Part 2 - The Cost of Poor Data Quality
This post is the second in a series related to this important topic, and builds on the information previously presented. If you have not read the previous post, Part 1 may be found here.
By eliminating many of the root causes associated with high quality data collection in the Acuity edge computing platform, a breadth of processing and analysis efficiencies become possible.
First, alarming.
The concept of alarming is rather simple at first glance. When something goes out of range or is signaled as abnormal, tell me about via a notification. In practice however, alarming can be rather complicated. At a renewables facility with hundreds of inverters, shading, uneven irradiance, and other environmental factors; thousands of nuisance alarms from every device and alarm condition can quickly overwhelm an operations team. Each one of these alarms needs to be evaluated to determine if the fault is persistent, correlates with actual underperformance/availability concerns, or requires a maintenance response.
By having Acuity operate at the edge, accessing flawless real time data from these devices, alarms can be intelligently filtered, grouped, and classified in a manner that simplifies Operator’s ability to manage multiple complex facilities while improving overall situational awareness.
Specifically, Acuity allows the configuration of alarming delays for both alarm-high and alarm-low conditions to help mitigate alarms that trigger on changing conditions. A common example of this is a DC under voltage alarm as inverters wake up and fall asleep each day at sunrise and sunset every day.
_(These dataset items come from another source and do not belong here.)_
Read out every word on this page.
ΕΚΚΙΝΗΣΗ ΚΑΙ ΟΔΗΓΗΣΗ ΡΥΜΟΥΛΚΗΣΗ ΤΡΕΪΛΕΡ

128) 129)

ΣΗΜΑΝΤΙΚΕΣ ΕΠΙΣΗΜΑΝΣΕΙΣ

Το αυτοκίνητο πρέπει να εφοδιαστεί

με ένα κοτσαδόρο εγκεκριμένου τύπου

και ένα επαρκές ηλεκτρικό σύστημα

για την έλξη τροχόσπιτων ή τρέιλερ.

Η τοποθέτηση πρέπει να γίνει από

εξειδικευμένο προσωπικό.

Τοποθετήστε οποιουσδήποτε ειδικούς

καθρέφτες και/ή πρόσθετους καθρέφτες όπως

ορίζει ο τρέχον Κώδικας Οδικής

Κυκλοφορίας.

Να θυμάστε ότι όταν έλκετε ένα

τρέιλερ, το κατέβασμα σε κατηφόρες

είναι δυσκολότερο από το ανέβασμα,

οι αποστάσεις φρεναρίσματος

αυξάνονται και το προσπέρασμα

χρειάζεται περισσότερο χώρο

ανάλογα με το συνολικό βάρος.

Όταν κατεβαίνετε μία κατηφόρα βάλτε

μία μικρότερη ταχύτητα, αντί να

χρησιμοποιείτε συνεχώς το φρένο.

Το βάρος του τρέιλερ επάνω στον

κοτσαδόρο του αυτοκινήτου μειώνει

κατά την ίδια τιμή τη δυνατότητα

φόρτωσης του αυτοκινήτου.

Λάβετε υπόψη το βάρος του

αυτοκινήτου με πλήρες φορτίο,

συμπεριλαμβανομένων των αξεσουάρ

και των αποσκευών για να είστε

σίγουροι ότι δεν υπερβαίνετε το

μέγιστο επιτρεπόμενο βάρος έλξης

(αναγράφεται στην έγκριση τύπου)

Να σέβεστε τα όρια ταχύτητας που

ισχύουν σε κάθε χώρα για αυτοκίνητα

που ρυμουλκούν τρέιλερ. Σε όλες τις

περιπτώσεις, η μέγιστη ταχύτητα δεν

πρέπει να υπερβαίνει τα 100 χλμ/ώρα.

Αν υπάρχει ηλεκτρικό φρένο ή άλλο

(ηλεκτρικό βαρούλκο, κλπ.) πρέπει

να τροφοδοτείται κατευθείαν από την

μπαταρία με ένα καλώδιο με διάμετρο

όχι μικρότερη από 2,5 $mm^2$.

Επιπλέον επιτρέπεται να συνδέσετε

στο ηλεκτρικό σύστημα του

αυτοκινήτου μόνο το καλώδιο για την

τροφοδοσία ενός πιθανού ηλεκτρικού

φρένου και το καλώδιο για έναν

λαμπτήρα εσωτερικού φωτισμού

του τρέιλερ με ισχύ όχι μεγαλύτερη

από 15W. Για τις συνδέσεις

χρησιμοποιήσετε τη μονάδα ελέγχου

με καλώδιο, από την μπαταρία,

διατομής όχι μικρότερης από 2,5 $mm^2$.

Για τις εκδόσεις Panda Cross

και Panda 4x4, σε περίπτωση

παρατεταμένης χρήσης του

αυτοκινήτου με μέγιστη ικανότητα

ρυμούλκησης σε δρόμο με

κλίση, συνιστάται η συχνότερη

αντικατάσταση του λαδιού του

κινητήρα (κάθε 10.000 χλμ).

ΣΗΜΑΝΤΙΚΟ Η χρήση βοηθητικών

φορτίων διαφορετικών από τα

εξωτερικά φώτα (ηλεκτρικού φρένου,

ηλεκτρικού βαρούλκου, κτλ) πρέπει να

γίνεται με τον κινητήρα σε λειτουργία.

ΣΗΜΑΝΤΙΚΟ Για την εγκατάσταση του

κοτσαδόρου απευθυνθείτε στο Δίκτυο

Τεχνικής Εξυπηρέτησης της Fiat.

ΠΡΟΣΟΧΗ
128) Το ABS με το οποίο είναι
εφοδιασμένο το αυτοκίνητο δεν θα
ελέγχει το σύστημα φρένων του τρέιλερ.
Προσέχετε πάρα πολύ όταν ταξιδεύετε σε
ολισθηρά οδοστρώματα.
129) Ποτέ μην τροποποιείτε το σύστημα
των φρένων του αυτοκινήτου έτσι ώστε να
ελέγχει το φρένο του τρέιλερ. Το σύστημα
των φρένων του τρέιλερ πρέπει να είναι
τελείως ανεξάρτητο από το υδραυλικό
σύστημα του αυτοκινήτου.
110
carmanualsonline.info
The alarm triggers briefly when the inverter first senses array voltage rising in the morning, but there is not enough current available to allow inverter operation without DC voltage collapse. This cycle can happen several times until there is enough irradiance to provide suitable power in the PV array. By setting an alarm-high delay of 1 min as an example, Acuity can delay sending an alarm notification unless the alarm is sustained for 1 min or more without resetting. Similarly, the alarm-low delay can be set to 1 min to prevent the same alarm from resetting unless the alarm remains off for 1 minute or more. These settings, allow alarms to be logged in the system as they occur for audit purposes, but to control the flow of notifications to Operators for non-persistent faults.
In addition, alarms can be grouped. When a recloser trips, or a bank of inverters loose AC power, Operators can receive multiple alarms from each inverter. “Loss or grid”, “Asymmetric AC voltage”, “Underfrequency”, “Abnormal AC contactor operation” alarms could be raised by each inverter impacted by an upstream outage. With even a small quantity of 10 inverters an Operator could receive a total of 40 alarms from a single upstream fault.
Acuity addresses this common phenomenon by grouping alarm events based on comparing alarm-raised-timestamps. Generating a single alarm notification that provides a digest of correlated alarms that triggered within a relative timeframe from each other. The result, an Operator no receives a single alarm notification for all of the affected devices in an alarm state, allowing the operator to better understand the upstream source of the fault, rather than receiving 40 individual faults that could take hours to decipher.